Sur l'onde de choc

(titre original : The Shockwave Rider)

 

Roman de John Brunner, écrit en 1975 et paru au Livre de Poche.

Ce roman est peut-être le plus visionnaire de John Brunner : il y invente le virus informatique, ainsi que des possibilités logicielles nouvelles pour son époque. Pourtant, l'intérêt du roman se situe en grande partie ailleurs.

Par exemple dans ce jeu de mots : "First, the foot race (la course à pied); then, the arm race (littéralement, la course aux bras, en fait, la course à l'armement); then, the brain race (la course aux cerveaux), and, finally, the human race (la course aux hommes, ou la race humaine)". On peut en effet s'en servir pour résumer une partie de l'œuvre de Brunner: L'orbite déchiquetée décrit la course aux armes, Sur l'onde de choc la course aux cerveaux et Tous à Zanzibar la course aux hommes. C'est évidemment un découpage un peu caricatural tant chaque œuvre aborde de nombreux thèmes.
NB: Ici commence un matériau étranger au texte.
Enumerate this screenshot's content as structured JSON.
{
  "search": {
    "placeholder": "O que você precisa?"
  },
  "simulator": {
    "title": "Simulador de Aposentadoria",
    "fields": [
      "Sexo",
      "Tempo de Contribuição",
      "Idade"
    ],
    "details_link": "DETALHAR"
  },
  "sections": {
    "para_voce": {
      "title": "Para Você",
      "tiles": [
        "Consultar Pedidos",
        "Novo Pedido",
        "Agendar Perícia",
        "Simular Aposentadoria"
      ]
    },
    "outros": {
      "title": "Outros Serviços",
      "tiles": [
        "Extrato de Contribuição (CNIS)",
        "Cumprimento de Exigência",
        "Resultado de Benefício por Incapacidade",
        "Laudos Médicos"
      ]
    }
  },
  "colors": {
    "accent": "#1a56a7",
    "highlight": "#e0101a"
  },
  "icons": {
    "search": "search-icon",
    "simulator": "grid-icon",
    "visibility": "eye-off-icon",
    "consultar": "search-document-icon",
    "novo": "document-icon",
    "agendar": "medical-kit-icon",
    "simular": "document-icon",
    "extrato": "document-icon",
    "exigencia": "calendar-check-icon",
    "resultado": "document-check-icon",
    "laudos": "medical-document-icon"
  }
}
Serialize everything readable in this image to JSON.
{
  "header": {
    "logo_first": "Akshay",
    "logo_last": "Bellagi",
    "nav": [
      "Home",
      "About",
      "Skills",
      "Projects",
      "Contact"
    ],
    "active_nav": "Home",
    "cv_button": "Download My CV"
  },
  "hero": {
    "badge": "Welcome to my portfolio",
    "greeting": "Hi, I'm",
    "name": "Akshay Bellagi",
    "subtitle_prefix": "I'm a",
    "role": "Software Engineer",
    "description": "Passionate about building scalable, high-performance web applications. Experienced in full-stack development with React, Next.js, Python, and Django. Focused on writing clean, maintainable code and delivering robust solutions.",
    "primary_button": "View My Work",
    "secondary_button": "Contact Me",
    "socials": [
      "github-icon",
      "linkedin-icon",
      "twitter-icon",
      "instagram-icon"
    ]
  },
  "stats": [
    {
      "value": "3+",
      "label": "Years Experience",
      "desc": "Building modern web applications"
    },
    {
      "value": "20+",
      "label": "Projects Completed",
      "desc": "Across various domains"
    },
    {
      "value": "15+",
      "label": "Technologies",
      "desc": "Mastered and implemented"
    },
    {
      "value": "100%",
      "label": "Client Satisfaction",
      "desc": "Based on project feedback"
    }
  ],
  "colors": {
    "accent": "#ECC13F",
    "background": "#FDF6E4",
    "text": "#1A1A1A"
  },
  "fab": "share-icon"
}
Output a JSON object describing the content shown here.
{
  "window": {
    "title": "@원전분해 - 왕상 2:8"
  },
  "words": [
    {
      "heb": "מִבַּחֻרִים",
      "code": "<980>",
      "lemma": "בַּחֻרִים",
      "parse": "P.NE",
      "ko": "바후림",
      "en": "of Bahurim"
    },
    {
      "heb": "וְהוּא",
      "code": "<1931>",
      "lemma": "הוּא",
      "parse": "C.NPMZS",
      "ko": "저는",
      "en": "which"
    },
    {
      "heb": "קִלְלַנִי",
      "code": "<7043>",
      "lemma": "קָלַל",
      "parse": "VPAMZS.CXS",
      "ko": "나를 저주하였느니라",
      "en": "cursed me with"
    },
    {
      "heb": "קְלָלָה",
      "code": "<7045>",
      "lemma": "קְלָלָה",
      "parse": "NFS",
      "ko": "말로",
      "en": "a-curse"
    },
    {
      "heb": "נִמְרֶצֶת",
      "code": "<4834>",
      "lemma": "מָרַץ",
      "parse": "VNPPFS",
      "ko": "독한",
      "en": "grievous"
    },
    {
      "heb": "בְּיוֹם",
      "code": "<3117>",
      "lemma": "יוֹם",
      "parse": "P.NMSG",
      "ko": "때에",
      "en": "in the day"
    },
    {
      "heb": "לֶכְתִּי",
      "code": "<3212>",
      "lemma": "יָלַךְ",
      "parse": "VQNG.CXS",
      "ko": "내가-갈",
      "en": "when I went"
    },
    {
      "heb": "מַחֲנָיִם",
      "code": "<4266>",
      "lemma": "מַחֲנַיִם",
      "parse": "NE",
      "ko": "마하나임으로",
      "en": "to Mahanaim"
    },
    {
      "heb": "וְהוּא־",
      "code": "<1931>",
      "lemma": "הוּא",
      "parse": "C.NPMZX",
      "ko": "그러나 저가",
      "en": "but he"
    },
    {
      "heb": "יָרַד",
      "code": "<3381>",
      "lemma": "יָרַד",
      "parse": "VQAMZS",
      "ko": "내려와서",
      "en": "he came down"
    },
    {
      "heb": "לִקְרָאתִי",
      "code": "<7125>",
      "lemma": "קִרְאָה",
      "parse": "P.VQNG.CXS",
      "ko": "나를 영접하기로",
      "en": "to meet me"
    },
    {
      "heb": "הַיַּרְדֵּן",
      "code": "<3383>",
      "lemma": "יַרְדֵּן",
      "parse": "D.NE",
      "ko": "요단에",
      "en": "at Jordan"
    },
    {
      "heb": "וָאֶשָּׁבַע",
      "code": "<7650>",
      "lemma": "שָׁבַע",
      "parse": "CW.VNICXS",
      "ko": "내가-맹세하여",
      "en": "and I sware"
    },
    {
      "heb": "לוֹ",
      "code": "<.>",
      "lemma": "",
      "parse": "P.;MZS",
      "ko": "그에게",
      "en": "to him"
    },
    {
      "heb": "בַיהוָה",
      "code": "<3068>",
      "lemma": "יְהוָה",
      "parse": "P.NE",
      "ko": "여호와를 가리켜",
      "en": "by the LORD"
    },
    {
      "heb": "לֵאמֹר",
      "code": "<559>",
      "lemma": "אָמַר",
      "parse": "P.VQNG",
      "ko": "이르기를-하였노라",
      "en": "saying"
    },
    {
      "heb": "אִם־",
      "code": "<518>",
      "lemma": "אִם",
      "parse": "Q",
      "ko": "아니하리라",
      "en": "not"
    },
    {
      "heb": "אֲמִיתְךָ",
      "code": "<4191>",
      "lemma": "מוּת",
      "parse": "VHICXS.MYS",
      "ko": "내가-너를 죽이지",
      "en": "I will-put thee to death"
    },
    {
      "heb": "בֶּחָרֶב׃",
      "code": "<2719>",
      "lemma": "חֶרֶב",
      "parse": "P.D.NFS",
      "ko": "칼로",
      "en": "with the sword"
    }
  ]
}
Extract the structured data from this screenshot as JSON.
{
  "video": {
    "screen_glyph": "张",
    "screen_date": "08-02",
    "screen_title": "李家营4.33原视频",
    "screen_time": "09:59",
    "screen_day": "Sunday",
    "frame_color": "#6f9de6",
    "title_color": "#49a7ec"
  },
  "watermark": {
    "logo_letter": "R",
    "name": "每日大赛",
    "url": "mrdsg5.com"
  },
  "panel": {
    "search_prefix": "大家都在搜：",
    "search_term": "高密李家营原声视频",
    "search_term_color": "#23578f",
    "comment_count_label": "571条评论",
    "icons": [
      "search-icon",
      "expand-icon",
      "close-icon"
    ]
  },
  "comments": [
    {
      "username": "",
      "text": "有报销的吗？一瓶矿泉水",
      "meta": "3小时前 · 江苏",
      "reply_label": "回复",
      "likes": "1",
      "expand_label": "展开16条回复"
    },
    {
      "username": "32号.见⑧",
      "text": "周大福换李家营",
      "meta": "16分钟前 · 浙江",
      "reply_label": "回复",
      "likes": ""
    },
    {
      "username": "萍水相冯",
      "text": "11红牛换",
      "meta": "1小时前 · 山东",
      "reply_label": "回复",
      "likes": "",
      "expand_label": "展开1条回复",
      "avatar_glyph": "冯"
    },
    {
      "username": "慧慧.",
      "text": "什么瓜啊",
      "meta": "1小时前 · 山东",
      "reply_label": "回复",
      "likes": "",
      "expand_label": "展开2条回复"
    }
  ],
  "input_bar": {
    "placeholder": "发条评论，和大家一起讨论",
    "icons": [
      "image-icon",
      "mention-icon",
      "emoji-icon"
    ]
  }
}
Le héros est un génie, détecté très tôt par les services de l'Etat américain qui lui donnent une éducation spéciale et très coûteuse dans un centre spécialisé. Mais, révolté par la vue d'une créature produite par les manipulations génétiques d'un des directeurs du centre, il se rend compte des défaillances du système et s'enfuit. L'Etat n'a pas l'intention de se séparer d'un élément aussi prometteur et le traque.

Mais il fait partie des codes 4GH, c'est-à-dire qu'il a les moyens de changer sans cesse d'identité sur le réseau qui contrôle la vie de ses concitoyens : celui-ci est en effet le seul point d'ancrage des gens, entraînés dans le style-de-vie banane, qui les incite à perdre toute attache, à sans cesse changer de domicile, d'emploi, etc, dans une frénésie de consommation, selon la devise "Rebondir ou s'écraser". Mais dans ce monde devenu paranoïaque où la denrée la plus chère est l'information et où chacun a peur que son voisin en sache plus que lui (la plupart des informations transitant par le réseau sont codées), où trouver de la raison ? Peut-être dans ces zones de compensation légale, villages sans téléphone ni accès au réseau bâtis sur les ruines de la Californie : celle-ci a été dévasté par un énième tremblement de terre, et l'Etat n'a plus les moyens de reconstruire.

Ce n'est qu'un bref aperçu de ce roman bien plus court qu'un Tous à Zanzibar, mais qui n'est pas loin d'être aussi riche. Ce roman est parfois considéré comme un précurseur du cyberpunk, mais Brunner ne reconnaît pas la filiation. Il est vrai qu'à mon sens, les romans parfois étiquetés "pré-cyberpunk" sont bien meilleurs que les cyberpunks purs et durs, car ils possèdent le souffle spéculatif sans s'être enfermés dans le carcan d'un genre qui finit par se mordre la queue et par manquer d'oxygène à force de décrire les mêmes types de société et de surexploiter les mêmes thèmes.